10. Sınıf Meb Türk Dili ve Edebiyatı Sayfa 176 Cevabı
1. “İyiliğe iyilik her kişinin kârı, kötülüğe iyilik er kişinin kârı” sözüyle ilgili düşüncelerinizi paylaşınız.
Bir olaydan karşılık bekleyen biri sıradan biri sayılır. Örneğin iyilik yapan biri karşıdaki kişiden iyilik bekleme durumu gibi. Bunu bir kenara atıp bir insan kendi şahsi durumuna kötülük yapıp daha sonra karşıdaki de ona karşı iyilikle sunuş sergilerse bu tam erdemlik, onurluluk ve şerefliği tenkit eder.
Allah her insanı iyi yaratmamış ve aynı şekilde kötü de yaratmamıştır. İnsan kendini özgür iradeyle iyi olup yahut da kötü olmak istediğini sergiler. İnsanlarla iyi geçinmeyen, onların kötülüğünü isteyen, güçsüzün hakkını yiyenler cehennemle cezalandırılır; iyi insanlar ise cennetle ödüllendirilir. Allah affedicidir. Tövbe eden her kulunu ne yaparsa yapsın kapısını ona kapatmaz . Kul hakkı hariç bütün kötülüklerini siler. Kötülük yapan birini affetmek, insanın büyük bir erdem oluşunun göstergesidir. İnsan ne olursa olsun affetmeyi bilmeli, onlar için dua etmeli ve iyiliklerini istemelidir.
2. “Romantizm” kelimesinin size çağrıştırdıklarını söyleyiniz.
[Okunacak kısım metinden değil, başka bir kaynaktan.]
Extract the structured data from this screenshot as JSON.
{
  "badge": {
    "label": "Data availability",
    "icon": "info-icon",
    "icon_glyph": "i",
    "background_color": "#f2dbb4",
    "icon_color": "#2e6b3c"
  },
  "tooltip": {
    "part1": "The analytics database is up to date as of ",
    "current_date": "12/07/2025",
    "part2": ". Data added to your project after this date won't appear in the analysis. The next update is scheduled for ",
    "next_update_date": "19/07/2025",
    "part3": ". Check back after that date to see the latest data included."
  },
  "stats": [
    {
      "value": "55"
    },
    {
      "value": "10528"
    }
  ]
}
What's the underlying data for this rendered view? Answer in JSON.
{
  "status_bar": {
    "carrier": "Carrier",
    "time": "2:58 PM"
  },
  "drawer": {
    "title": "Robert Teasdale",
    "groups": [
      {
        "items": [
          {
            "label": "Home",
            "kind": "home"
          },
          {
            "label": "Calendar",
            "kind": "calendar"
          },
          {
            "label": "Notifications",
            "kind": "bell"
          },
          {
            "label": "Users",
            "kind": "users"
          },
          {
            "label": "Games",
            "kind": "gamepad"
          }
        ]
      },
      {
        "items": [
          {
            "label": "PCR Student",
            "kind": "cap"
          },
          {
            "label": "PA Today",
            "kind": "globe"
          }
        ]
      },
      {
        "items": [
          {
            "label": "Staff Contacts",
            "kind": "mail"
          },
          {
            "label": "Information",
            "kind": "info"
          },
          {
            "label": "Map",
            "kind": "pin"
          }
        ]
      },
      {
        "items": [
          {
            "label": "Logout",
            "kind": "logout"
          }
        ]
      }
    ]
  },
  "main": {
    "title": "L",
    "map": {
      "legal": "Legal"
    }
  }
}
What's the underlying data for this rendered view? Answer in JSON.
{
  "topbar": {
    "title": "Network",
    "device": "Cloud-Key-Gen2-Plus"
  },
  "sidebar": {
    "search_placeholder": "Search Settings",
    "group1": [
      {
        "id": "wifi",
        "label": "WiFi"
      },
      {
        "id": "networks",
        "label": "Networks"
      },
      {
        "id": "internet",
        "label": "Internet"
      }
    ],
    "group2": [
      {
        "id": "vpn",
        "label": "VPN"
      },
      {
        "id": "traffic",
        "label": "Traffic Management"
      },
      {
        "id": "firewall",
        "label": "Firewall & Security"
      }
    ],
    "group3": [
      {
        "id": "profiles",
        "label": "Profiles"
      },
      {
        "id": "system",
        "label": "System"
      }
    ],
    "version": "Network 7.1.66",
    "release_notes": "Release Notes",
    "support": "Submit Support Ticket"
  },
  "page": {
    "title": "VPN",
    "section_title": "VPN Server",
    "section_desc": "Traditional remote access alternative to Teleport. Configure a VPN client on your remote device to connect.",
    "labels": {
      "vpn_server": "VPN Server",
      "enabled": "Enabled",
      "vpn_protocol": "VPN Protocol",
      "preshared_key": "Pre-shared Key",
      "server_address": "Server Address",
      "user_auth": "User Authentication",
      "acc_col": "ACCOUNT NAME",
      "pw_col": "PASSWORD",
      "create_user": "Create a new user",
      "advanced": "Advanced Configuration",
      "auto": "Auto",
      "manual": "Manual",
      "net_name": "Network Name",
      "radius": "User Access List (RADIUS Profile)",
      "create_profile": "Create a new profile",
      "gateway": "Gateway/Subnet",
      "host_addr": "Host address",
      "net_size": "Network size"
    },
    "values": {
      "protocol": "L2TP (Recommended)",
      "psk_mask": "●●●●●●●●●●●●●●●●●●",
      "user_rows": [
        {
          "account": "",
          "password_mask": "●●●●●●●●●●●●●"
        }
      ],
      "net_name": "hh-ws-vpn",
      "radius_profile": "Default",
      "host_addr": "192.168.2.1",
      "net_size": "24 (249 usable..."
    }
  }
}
18. yüzyıl aydınlanma çağı olarak görülür. Klasisizmin ortaya koyduğu akıl ve sağduyu, bilimin gelişmesini hızlandırmış, toplum yapısı, gelenekler, siyaset yeniden bilimsel açıdan ele alınmıştır. Bunun sonucu olarak Jean Jacques Rousseau, Mon-tesquieu, Diderot gibi felsefeciler, ilerlemeye engel oluşturan tüm önyargı ve zorbalığa karşı düşünce yoluyla çetin bir savaş açmış, dinsel hoşgörü, toplumsal ve siyasal eşitlik, birey haklarına ve düşünce özgürlüğüne saygı gibi konulan halka yaymaya çalışmışlardır. Bu fikirler halk tarafından benimsenmiş ve sonuçta Fransız İhtilali patlak vermiş, monarşi yıkılmış, soylulara karşı burjuva sınıfı oluşmuştur. İşte Romantizm, böyle bir ortamda doğmuştur.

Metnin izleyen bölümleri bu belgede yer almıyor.